White House officials said they were watching developments "very closely", but there were no plans for now to reschedule a visit that has already twice been postponed.

The volcano, on the outskirts of Yogyakarta city in Central Java, began spewing lava, superheated gas and deadly clouds of ash two weeks ago and has so far killed over 120 people and forced the evacuation of more than 150,000.

While the volcano is around 600 kilometres east of the capital, Jakarta, and authorities there said it had no impact on flying conditions, many international airlines cancelled services to the country's main Sukarno-Hatta airport.

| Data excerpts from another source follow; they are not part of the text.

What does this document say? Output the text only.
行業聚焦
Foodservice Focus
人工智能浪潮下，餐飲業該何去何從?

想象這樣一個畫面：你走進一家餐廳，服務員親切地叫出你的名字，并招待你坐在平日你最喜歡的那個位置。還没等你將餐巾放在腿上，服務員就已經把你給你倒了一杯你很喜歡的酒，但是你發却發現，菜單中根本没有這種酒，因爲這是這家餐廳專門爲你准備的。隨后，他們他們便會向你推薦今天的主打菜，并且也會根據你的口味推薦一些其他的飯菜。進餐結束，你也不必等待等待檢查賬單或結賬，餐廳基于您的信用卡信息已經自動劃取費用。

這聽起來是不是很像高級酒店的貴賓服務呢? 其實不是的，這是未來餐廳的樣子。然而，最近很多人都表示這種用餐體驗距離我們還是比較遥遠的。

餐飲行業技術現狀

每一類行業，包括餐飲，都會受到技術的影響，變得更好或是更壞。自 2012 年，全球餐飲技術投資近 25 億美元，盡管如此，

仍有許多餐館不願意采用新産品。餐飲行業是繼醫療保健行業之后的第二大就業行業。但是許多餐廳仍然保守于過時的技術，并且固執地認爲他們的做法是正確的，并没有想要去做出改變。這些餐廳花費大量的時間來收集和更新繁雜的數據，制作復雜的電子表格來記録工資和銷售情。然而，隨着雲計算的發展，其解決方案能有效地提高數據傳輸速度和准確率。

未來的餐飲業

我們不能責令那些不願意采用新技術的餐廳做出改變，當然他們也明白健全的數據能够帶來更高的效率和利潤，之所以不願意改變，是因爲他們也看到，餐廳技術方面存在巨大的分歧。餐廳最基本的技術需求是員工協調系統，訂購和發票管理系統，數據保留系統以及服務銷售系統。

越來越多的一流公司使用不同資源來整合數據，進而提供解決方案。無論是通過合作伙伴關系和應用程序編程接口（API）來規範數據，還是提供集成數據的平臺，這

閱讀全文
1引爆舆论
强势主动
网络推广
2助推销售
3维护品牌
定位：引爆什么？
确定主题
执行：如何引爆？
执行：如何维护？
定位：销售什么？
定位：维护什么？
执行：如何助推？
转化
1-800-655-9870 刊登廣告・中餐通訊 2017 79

"Several foreign airlines have cancelled flights, but actually the impact of Merapi is not disturbing air traffic (in Jakarta)," said Sutopo Purwo Nugroho, the director of disaster risk reduction at the National Disaster Mitigation Agency.

"We are following the developments very carefully," said Ben Rhodes, White House deputy national security advisor, in Mumbai, India, where Obama is on the first leg of a 10-day Asia tour.

A British Airways flight came close to crashing three decades ago after its engines sucked in ash from another Indonesian Volcano, Mount Galunnggung, south east of Jakarta.

Obama has twice postponed visits to Indonesia - where he lived for several years as a child with his mother - the first time in March as he struggled to push through a health reform bill in the US and the second in June following the BP oil spill in the Gulf of Mexico.